Way Out of Perspective
You’ll note I’ve been a little harsh on “compliance” and standards recently. Sorry about that. I have little personal tolerance for unecessary bureaucracy.
Those things have their place, they’re not going away, but there are many, many implications of “compliance” we don’t consider.
I’d like to take one more jab at PCI. After all, it is PCI Awareness Month next month (possibly the most superfulous thing I’ve read since “security 2.0“). There are plenty of folks unhappy with yesterday’s post. I remain unconvinced that PCI’s “teeth” will have any real bite. Maybe I’m just from Missouri, and you have to “show me” before I’ll believe it.
This morning, I started thinking. Note that PCI is not a government sponsored (maybe by proxy, but not direct) penalty. Now I’m usually more anti-big government than the next guy, but let’s take a look at a couple of real happenings:
1.) TJX makes $208 million for last quarter. They claim suffered $5 million in losses due to the incident (2.4% of PROFIT, dang). You and I know that because of accounting rules, TJX actually has incentive to exaggerate that loss. This is one of those rare cases of positive impact of an incident - companies can impact taxes for a profitable quarter by throwing money at various incident related expenses. I mean, they were going to have to go through all the “compliance” rigamoral anyway, why not wait until they absolutelty HAVE to spend the cash (i.e. when there’s an incident).
2.) Some kid who ran a WAREZ ring is going to have to pay a half a million dollars and spend 10 years in jail.

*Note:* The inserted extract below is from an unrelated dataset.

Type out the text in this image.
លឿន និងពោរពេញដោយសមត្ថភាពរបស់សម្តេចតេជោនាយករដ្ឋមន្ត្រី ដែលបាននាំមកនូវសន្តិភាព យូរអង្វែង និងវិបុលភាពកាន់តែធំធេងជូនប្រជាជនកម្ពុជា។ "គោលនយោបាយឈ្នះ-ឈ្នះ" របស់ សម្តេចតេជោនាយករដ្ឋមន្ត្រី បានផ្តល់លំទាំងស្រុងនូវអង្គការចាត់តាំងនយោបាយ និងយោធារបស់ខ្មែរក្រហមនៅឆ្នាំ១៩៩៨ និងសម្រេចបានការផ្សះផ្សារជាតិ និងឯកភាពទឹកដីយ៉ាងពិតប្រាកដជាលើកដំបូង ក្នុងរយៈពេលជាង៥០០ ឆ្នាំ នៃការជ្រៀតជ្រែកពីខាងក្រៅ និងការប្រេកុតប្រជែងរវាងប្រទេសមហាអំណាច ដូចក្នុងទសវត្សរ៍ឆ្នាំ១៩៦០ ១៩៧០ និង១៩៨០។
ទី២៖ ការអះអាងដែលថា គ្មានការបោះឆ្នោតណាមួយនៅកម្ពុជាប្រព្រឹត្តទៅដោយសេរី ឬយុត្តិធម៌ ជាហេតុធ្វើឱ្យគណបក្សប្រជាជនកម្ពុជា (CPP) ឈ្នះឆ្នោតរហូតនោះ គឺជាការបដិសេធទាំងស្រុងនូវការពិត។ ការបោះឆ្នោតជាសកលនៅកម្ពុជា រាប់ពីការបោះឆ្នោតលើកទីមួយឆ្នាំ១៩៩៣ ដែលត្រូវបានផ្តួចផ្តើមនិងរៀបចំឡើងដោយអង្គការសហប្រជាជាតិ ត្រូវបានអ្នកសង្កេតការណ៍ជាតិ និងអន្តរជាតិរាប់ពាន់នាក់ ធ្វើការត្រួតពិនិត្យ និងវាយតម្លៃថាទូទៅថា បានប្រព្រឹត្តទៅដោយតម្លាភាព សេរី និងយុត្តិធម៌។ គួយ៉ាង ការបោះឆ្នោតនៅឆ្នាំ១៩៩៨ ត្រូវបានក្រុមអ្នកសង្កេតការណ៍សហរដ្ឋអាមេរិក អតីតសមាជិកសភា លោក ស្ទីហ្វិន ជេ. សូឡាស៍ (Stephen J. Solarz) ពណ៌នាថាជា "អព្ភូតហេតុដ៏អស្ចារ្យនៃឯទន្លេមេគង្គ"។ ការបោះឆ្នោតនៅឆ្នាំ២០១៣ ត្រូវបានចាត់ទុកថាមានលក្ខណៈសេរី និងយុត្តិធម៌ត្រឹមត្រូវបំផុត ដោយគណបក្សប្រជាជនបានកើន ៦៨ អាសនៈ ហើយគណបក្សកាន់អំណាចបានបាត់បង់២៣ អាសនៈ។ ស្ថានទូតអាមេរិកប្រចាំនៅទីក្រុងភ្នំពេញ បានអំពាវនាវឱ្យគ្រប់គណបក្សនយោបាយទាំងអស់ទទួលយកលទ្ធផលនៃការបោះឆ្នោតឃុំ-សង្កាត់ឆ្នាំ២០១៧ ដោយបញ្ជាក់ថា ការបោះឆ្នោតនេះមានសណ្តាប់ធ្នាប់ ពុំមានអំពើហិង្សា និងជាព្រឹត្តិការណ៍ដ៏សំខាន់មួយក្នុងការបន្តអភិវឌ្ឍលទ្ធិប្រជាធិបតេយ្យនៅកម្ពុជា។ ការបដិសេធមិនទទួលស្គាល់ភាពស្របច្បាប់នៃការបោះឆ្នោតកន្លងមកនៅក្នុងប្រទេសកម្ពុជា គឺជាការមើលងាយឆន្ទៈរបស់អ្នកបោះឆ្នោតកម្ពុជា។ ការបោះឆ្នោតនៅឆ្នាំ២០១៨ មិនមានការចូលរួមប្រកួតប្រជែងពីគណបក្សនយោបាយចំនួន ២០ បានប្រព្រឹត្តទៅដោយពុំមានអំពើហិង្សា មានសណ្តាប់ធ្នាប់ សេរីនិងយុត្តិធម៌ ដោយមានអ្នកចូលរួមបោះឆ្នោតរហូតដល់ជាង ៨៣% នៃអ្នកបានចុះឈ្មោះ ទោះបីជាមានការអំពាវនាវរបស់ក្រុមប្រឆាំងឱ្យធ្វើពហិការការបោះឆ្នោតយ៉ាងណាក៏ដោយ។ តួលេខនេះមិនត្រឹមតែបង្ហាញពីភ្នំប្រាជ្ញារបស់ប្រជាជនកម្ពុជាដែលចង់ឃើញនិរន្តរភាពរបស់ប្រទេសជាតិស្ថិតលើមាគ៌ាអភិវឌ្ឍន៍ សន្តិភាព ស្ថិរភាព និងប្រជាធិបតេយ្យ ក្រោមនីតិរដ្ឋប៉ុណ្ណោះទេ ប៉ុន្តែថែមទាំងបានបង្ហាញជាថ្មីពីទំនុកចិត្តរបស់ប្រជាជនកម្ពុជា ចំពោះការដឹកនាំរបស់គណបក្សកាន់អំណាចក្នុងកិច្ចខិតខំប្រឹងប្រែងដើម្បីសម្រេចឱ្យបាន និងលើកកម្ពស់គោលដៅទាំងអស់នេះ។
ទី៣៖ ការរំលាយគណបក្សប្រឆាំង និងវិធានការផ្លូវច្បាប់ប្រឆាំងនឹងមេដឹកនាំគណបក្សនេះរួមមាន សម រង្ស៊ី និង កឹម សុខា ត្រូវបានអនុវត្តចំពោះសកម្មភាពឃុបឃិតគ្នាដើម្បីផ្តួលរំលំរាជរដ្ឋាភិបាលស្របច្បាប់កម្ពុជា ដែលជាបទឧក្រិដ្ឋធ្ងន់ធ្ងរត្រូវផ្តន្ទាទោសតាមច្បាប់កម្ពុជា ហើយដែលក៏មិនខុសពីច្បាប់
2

So let’s think about this in perspective. A corporation causes real fiscal loss to us, the consumer. The government’s job is to protect the citizen. The corporation essentially gets a tax break in return.
Some kid copies some software, is going to be fined 1/10th of the “tax break” the corporation recieves, and will go to jail for 10 years.
There ought to be a law. But because PCI already exists, wouldn’t that make it more difficult for law makers to justify the effort of making a “SOXesque” law that sends CEO’s to jail when hundreds of thousands of people’s credit reports are screwed up?